At the University of California, Los Angeles, the Test of Oral Proficiency (TOP), an internally developed oral proficiency test, is administered to international teaching assistant (ITA) candidates to ensure an appropriate level of academic oral English proficiency. Test taker performances are rated live by two raters according to four subscales. While the subscale scores have potential as valuable feedback to major stakeholders, only a weighted average of the four subscale scores are currently reported and used. This study presents a way of extracting valuable information from the TOP subscale scores. In particular, it investigates an approach to obtaining oral English proficiency profiles based on the subscale score patterns of 960 TOP test takers.

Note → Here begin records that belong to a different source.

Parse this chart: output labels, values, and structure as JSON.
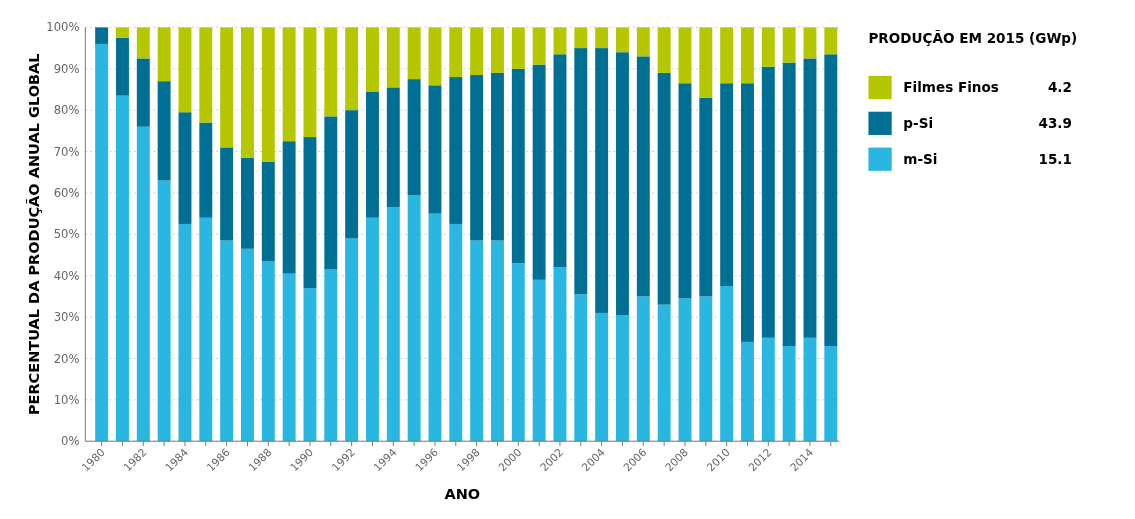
{
  "chart_data": {
    "type": "bar",
    "stacked": true,
    "xlabel": "ANO",
    "ylabel": "PERCENTUAL DA PRODUÇÃO ANUAL GLOBAL",
    "legend_title": "PRODUÇÃO EM 2015 (GWp)",
    "legend": "right",
    "grid": "y",
    "categories": [
      "1980",
      null,
      "1982",
      null,
      "1984",
      null,
      "1986",
      null,
      "1988",
      null,
      "1990",
      null,
      "1992",
      null,
      "1994",
      null,
      "1996",
      null,
      "1998",
      null,
      "2000",
      null,
      "2002",
      null,
      "2004",
      null,
      "2006",
      null,
      "2008",
      null,
      "2010",
      null,
      "2012",
      null,
      "2014",
      null
    ],
    "ylim": [
      0,
      100
    ],
    "yticks": [
      {
        "value": 0,
        "label": "0%"
      },
      {
        "value": 10,
        "label": "10%"
      },
      {
        "value": 20,
        "label": "20%"
      },
      {
        "value": 30,
        "label": "30%"
      },
      {
        "value": 40,
        "label": "40%"
      },
      {
        "value": 50,
        "label": "50%"
      },
      {
        "value": 60,
        "label": "60%"
      },
      {
        "value": 70,
        "label": "70%"
      },
      {
        "value": 80,
        "label": "80%"
      },
      {
        "value": 90,
        "label": "90%"
      },
      {
        "value": 100,
        "label": "100%"
      }
    ],
    "series": [
      {
        "name": "m-Si",
        "color": "#29b6e0",
        "values": [
          96,
          83.5,
          76,
          63,
          52.5,
          54,
          48.5,
          46.5,
          43.5,
          40.5,
          37,
          41.5,
          49,
          54,
          56.5,
          59.5,
          55,
          52.5,
          48.5,
          48.5,
          43,
          39,
          42,
          35.5,
          31,
          30.5,
          35,
          33,
          34.5,
          35,
          37.5,
          24,
          25,
          23,
          25,
          23
        ]
      },
      {
        "name": "p-Si",
        "color": "#006f94",
        "values": [
          4,
          14,
          16.5,
          24,
          27,
          23,
          22.5,
          22,
          24,
          32,
          36.5,
          37,
          31,
          30.5,
          29,
          28,
          31,
          35.5,
          40,
          40.5,
          47,
          52,
          51.5,
          59.5,
          64,
          63.5,
          58,
          56,
          52,
          48,
          49,
          62.5,
          65.5,
          68.5,
          67.5,
          70.5
        ]
      },
      {
        "name": "Filmes Finos",
        "color": "#b5c700",
        "values": [
          0,
          2.5,
          7.5,
          13,
          20.5,
          23,
          29,
          31.5,
          32.5,
          27.5,
          26.5,
          21.5,
          20,
          15.5,
          14.5,
          12.5,
          14,
          12,
          11.5,
          11,
          10,
          9,
          6.5,
          5,
          5,
          6,
          7,
          11,
          13.5,
          17,
          13.5,
          13.5,
          9.5,
          8.5,
          7.5,
          6.5
        ]
      }
    ],
    "annotations": [
      "15.1",
      "43.9",
      "4.2"
    ]
  }
}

This study utilized item response theory and finite mixture modeling to investigate profiles of academic oral English proficiency in terms of the TOP subscales. A higher-order generalization of the graded response model was formulated to estimate subscale scores that accounted for structural dependencies and rater effects in the observed TOP scores. The estimated scores were clustered using a multivariate normal mixture model to yield subscale score profiles. The mixture model suggested seven profile groups and classified the TOP test takers into the seven groups. The profile groups were then interpreted and labeled based on characteristic score patterns and linguistic background shared by group members.
To achieve a thorough understanding of the resulting profiles, discourse features of test taker performances sampled from different profile groups were closely examined. A small corpus was constructed based on the sampled test taker performances and compared to a reference corpus to explore the overall pattern of TOP test takers' language use. The comparison showed that the TOP test takers tended to use relatively fewer function words than speakers in the reference corpus. Characteristic features of each profile group's discourse were investigated through an identification and examination of discourse organizing lexical bundles. The results suggested that the use of metadiscourse and textual reference bundles with an explicit past reference point might be related to test takers' academic oral English proficiency.